To bridge this gap between human intuition and sophisticated digital fraud, VAARHAFT provides an automated "Truth Layer" designed to restore trust in digital evidence. Our ecosystem operates on two strategic pillars: the Fraud Scanner and SafeCam. The Fraud Scanner is a modular analysis suite that performs multi-layered forensic checks on images and documents via API or web tool, detecting AI-generation and structural anomalies in seconds. Complementing this, SafeCam is a secure, browser-based application that ensures source integrity by forcing real-time, verified image capture, effectively preventing the upload of pre-manipulated media, like printouts or pictures of computer screens, without requiring an additional app download.
While many existing solutions rely on static detection models or easily bypassed metadata, VAARHAFT’s innovation lies in its multi-modal meta-learning architecture. Unlike competitors who focus on single vectors like watermarks or C2PA, our Fraud Scanner executes a comprehensive forensic suite: it simultaneously analyzes metadata, performs internet reverse searches, verifies C2PA standards where present, and can detect duplicate submissions.
The core technological advantage is our meta-learning approach: Instead of merely scanning for known patterns or specific Generative AI signatures, our models are trained to understand the underlying logic of AI-generated and edited media.
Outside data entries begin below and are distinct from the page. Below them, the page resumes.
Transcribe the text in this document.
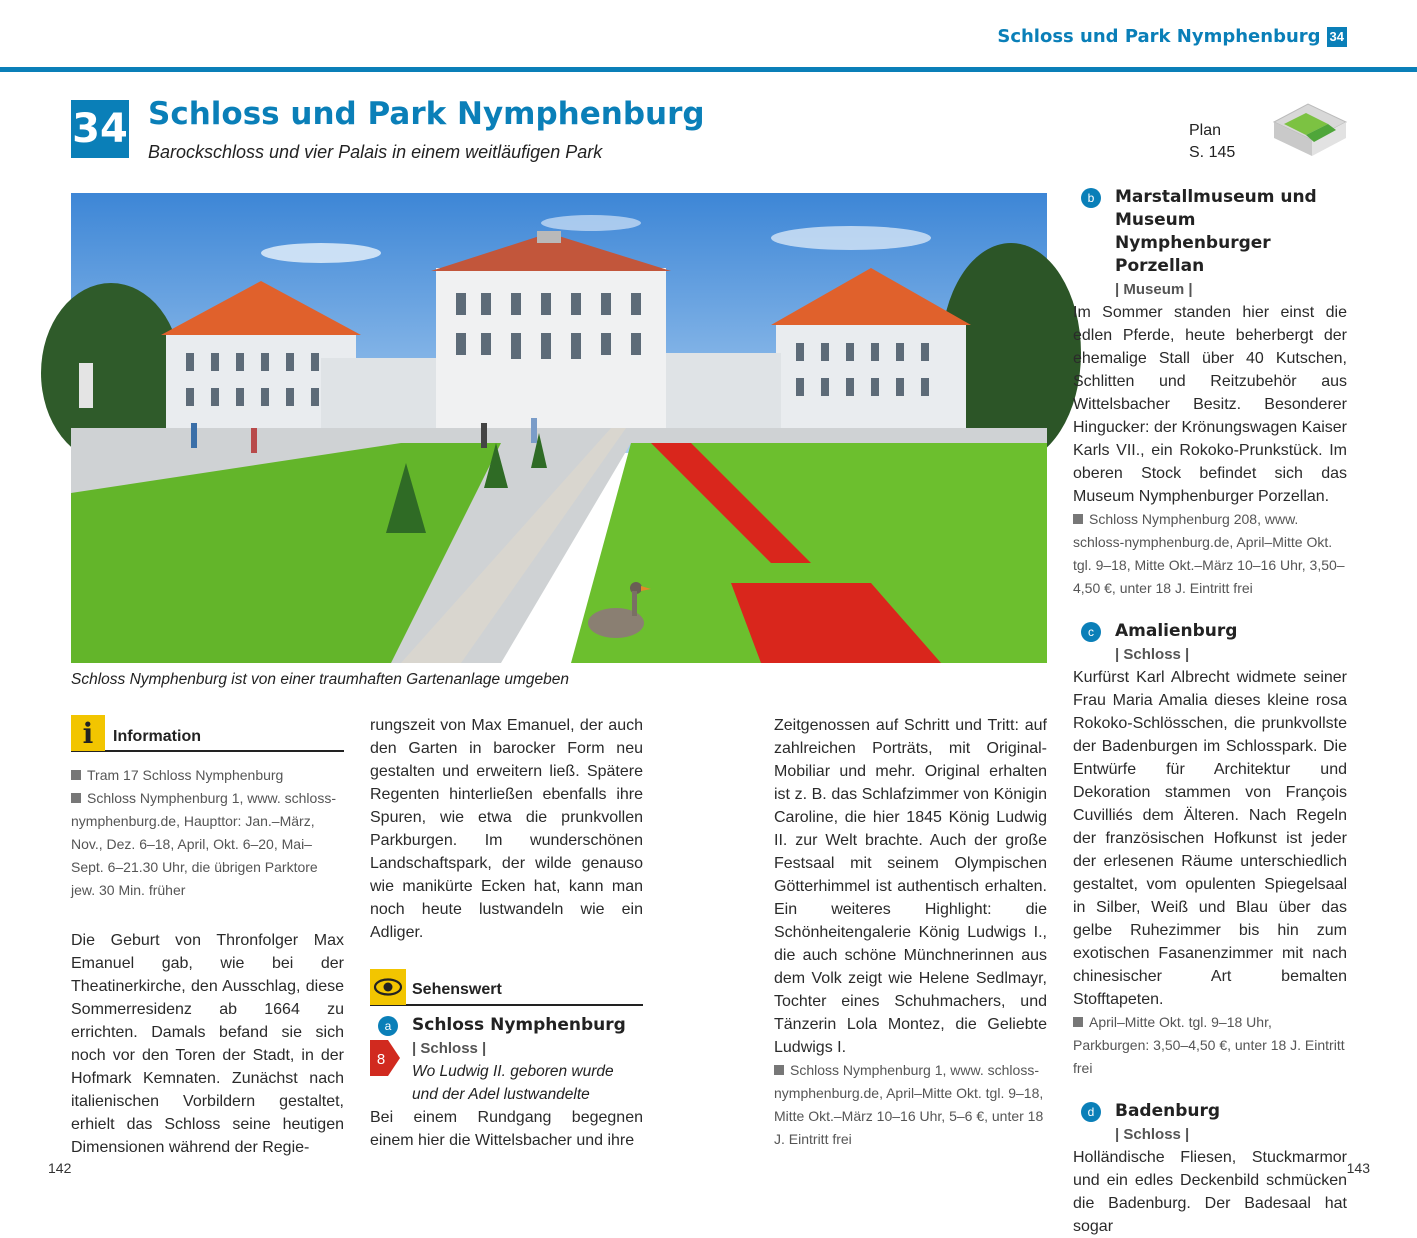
Schloss und Park Nymphenburg 34
34 Schloss und Park Nymphenburg
Barockschloss und vier Palais in einem weitläufigen Park
Plan
S. 145
Schloss Nymphenburg ist von einer traumhaften Gartenanlage umgeben
i	Information
Tram 17 Schloss Nymphenburg
Schloss Nymphenburg 1, www. schloss-nymphenburg.de, Haupttor: Jan.–März, Nov., Dez. 6–18, April, Okt. 6–20, Mai–Sept. 6–21.30 Uhr, die übrigen Parktore jew. 30 Min. früher
Die Geburt von Thronfolger Max Emanuel gab, wie bei der Theatinerkirche, den Ausschlag, diese Sommerresidenz ab 1664 zu errichten. Damals befand sie sich noch vor den Toren der Stadt, in der Hofmark Kemnaten. Zunächst nach italienischen Vorbildern gestaltet, erhielt das Schloss seine heutigen Dimensionen während der Regie-
rungszeit von Max Emanuel, der auch den Garten in barocker Form neu gestalten und erweitern ließ. Spätere Regenten hinterließen ebenfalls ihre Spuren, wie etwa die prunkvollen Parkburgen. Im wunderschönen Landschaftspark, der wilde genauso wie manikürte Ecken hat, kann man noch heute lustwandeln wie ein Adliger.
Sehenswert
a	Schloss Nymphenburg
| Schloss |
Wo Ludwig II. geboren wurde und der Adel lustwandelte
Bei einem Rundgang begegnen einem hier die Wittelsbacher und ihre
8
Zeitgenossen auf Schritt und Tritt: auf zahlreichen Porträts, mit Original-Mobiliar und mehr. Original erhalten ist z. B. das Schlafzimmer von Königin Caroline, die hier 1845 König Ludwig II. zur Welt brachte. Auch der große Festsaal mit seinem Olympischen Götterhimmel ist authentisch erhalten. Ein weiteres Highlight: die Schönheitengalerie König Ludwigs I., die auch schöne Münchnerinnen aus dem Volk zeigt wie Helene Sedlmayr, Tochter eines Schuhmachers, und Tänzerin Lola Montez, die Geliebte Ludwigs I.
Schloss Nymphenburg 1, www. schloss-nymphenburg.de, April–Mitte Okt. tgl. 9–18, Mitte Okt.–März 10–16 Uhr, 5–6 €, unter 18 J. Eintritt frei
b	Marstallmuseum und Museum Nymphenburger Porzellan
| Museum |
Im Sommer standen hier einst die edlen Pferde, heute beherbergt der ehemalige Stall über 40 Kutschen, Schlitten und Reitzubehör aus Wittelsbacher Besitz. Besonderer Hingucker: der Krönungswagen Kaiser Karls VII., ein Rokoko-Prunkstück. Im oberen Stock befindet sich das Museum Nymphenburger Porzellan.
Schloss Nymphenburg 208, www. schloss-nymphenburg.de, April–Mitte Okt. tgl. 9–18, Mitte Okt.–März 10–16 Uhr, 3,50–4,50 €, unter 18 J. Eintritt frei
c	Amalienburg
| Schloss |
Kurfürst Karl Albrecht widmete seiner Frau Maria Amalia dieses kleine rosa Rokoko-Schlösschen, die prunkvollste der Badenburgen im Schlosspark. Die Entwürfe für Architektur und Dekoration stammen von François Cuvilliés dem Älteren. Nach Regeln der französischen Hofkunst ist jeder der erlesenen Räume unterschiedlich gestaltet, vom opulenten Spiegelsaal in Silber, Weiß und Blau über das gelbe Ruhezimmer bis hin zum exotischen Fasanenzimmer mit nach chinesischer Art bemalten Stofftapeten.
April–Mitte Okt. tgl. 9–18 Uhr, Parkburgen: 3,50–4,50 €, unter 18 J. Eintritt frei
d	Badenburg
| Schloss |
Holländische Fliesen, Stuckmarmor und ein edles Deckenbild schmücken die Badenburg. Der Badesaal hat sogar
142	143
This allows VAARHAFT to identify manipulations even from previously unknown GenAI models, effectively future-proofing the forensic process.
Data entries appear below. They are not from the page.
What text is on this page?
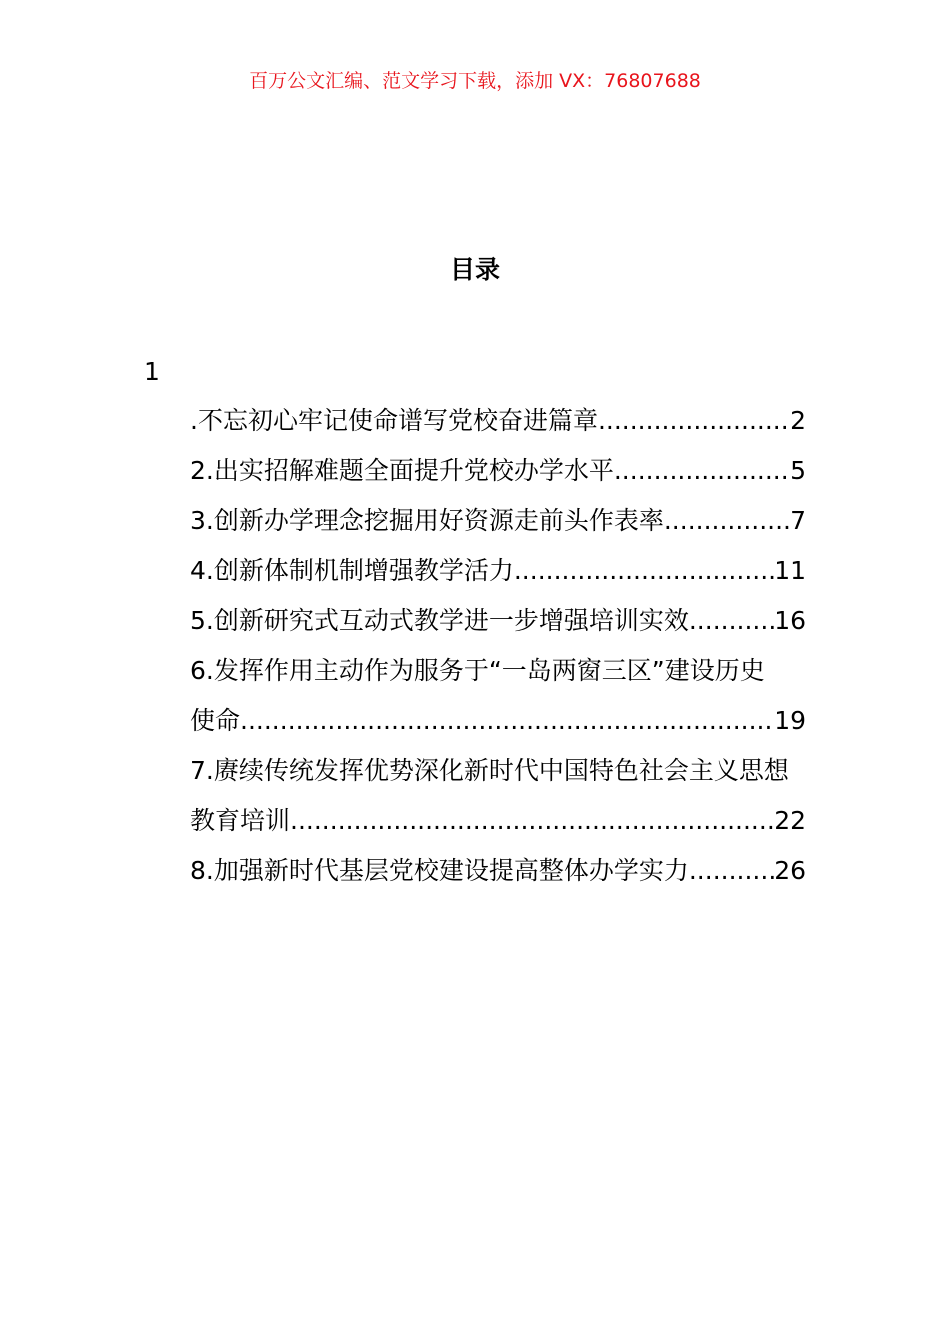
百万公文汇编、范文学习下载，添加 VX：76807688
目录
1
.不忘初心牢记使命谱写党校奋进篇章 .....	2
2.出实招解难题全面提升党校办学水平 .....	5
3.创新办学理念挖掘用好资源走前头作表率 .....	7
4.创新体制机制增强教学活力 .....	11
5.创新研究式互动式教学进一步增强培训实效 .....	16
6.发挥作用主动作为服务于“一岛两窗三区”建设历史
使命 .....	19
7.赓续传统发挥优势深化新时代中国特色社会主义思想
教育培训 .....	22
8.加强新时代基层党校建设提高整体办学实力 .....	26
Developed by a specialized deep-tech team in Germany, VAARHAFT is already proving its impact in the real world. In pilot projects with major insurers, the platform has successfully identified fraud in approximately 1.4% of all cases with a detection accuracy exceeding 95%. By integrating our technology, insurers are now equipped to stop fraudulent payouts before they occur, transforming forensic-grade verification from a luxury into a scalable, real-time standard.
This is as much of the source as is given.